On October 14, 2020, the Company entered into a new credit agreement with JPMorgan Chase Bank, N.A., to provide new senior secured credit facilities in an aggregate principal amount of $800.0 million. The amount consists of (i) a new term loan facility in the principal amount of $400.0 million maturing in 2027 (the “Term Loan B”) and (ii) a new revolving credit facility with commitments in an aggregate principal amount of $400.0 million maturing in 2025 (the “Revolving Facility”). The Company used a portion of the proceeds from the Term Loan B to repay in full the Company’s obligations under its Old JPM Credit Agreement and concurrently terminated the existing agreement.
Interest rates under the Revolving Facility will remain the same as the interest rates under the Old JPM Credit Agreement, with borrowings accruing interest on amounts drawn at LIBOR plus 200 basis points (“bps”) to LIBOR plus 300 bps based on total net leverage ratio.
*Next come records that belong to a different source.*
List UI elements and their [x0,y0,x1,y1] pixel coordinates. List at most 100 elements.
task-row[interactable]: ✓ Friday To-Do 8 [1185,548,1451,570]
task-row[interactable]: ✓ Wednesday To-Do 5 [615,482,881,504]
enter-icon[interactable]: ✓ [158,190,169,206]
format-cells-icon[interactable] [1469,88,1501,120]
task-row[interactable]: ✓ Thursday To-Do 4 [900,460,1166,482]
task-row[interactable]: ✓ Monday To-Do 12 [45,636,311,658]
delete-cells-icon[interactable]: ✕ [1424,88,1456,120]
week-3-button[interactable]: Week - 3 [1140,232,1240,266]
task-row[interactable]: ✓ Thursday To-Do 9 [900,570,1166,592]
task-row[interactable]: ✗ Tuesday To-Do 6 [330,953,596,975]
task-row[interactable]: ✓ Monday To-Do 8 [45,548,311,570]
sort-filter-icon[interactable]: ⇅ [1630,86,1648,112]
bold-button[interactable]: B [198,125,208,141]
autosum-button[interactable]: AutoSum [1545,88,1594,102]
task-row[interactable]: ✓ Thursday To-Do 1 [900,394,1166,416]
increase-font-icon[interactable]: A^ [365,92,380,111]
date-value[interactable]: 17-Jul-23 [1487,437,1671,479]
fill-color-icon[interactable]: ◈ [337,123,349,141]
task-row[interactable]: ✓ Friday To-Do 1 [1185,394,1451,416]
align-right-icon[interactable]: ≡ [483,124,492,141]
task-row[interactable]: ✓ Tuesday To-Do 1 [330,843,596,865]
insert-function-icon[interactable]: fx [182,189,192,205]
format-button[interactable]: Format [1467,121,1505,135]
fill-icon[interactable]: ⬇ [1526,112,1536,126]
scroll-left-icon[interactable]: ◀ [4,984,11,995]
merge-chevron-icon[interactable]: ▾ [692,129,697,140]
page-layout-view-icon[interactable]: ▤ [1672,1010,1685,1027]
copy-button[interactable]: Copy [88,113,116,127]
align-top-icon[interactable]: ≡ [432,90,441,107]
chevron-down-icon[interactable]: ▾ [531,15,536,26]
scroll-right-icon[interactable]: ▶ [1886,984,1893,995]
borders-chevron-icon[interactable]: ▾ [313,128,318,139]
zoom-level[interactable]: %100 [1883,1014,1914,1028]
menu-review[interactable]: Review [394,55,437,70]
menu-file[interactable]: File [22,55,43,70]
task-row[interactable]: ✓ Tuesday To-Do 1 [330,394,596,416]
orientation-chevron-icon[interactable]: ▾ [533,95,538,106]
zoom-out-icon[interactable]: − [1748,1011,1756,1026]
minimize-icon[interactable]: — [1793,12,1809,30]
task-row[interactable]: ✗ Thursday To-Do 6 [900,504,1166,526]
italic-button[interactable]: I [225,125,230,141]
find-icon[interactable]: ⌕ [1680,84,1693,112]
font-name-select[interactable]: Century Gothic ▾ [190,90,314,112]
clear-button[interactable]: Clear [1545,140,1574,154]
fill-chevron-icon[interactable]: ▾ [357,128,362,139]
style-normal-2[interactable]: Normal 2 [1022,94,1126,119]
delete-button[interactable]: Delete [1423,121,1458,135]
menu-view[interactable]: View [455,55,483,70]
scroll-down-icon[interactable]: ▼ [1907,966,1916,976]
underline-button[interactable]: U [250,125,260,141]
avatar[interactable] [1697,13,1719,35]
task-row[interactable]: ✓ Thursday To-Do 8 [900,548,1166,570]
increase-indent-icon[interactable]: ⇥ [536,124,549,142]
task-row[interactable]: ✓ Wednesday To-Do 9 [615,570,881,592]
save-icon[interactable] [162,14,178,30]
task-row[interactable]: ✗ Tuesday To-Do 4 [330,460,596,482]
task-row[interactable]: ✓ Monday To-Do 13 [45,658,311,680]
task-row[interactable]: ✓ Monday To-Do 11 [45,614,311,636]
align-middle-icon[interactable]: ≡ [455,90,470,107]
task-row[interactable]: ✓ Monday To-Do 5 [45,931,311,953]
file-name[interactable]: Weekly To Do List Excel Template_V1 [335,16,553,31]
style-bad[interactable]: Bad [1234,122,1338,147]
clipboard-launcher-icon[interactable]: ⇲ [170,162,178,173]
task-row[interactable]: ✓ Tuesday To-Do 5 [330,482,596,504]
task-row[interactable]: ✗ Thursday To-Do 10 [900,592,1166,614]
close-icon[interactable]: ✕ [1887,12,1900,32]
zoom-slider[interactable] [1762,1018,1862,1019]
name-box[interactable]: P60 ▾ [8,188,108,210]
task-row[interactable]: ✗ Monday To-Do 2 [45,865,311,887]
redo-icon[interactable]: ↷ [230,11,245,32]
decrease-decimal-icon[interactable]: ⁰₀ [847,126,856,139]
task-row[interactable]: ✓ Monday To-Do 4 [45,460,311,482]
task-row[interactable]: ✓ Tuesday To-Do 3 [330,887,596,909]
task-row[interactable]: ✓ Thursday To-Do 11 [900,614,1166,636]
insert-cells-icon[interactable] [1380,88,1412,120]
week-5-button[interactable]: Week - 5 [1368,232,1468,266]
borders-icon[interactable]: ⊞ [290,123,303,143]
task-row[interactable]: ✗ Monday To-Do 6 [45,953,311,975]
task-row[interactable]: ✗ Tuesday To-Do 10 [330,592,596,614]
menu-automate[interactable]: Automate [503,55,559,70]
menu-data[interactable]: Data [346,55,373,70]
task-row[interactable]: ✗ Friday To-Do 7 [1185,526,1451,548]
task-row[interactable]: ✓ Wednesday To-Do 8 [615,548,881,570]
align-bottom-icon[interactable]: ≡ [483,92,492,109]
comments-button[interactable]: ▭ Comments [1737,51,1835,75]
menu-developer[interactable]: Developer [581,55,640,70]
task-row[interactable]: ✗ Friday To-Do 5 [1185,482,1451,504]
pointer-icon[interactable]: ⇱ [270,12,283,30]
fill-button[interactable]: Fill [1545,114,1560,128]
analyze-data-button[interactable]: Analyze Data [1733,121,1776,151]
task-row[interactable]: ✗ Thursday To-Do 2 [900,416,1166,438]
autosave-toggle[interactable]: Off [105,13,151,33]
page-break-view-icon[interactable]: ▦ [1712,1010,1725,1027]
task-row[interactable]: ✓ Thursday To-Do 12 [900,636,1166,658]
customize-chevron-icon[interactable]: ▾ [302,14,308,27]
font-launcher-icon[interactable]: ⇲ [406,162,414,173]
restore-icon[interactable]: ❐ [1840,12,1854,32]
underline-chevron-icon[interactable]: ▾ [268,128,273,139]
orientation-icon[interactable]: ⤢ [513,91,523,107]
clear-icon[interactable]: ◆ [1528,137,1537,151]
The Term Loan B will bear interest at LIBOR plus 400 bps.
On November 5, 2020, the Company announced that Baldwin Krystyn Sherman Partners, LLC, a subsidiary of BRP Group, has entered into an agreement to acquire all of the outstanding equity interests of Insgroup, Inc., a Houston, Texas based provider of commercial property and casualty insurance, employee benefits, private risk services and surety to middle-market companies and individuals. The Partnership is expected to close on November 30, 2020, subject to certain closing conditions.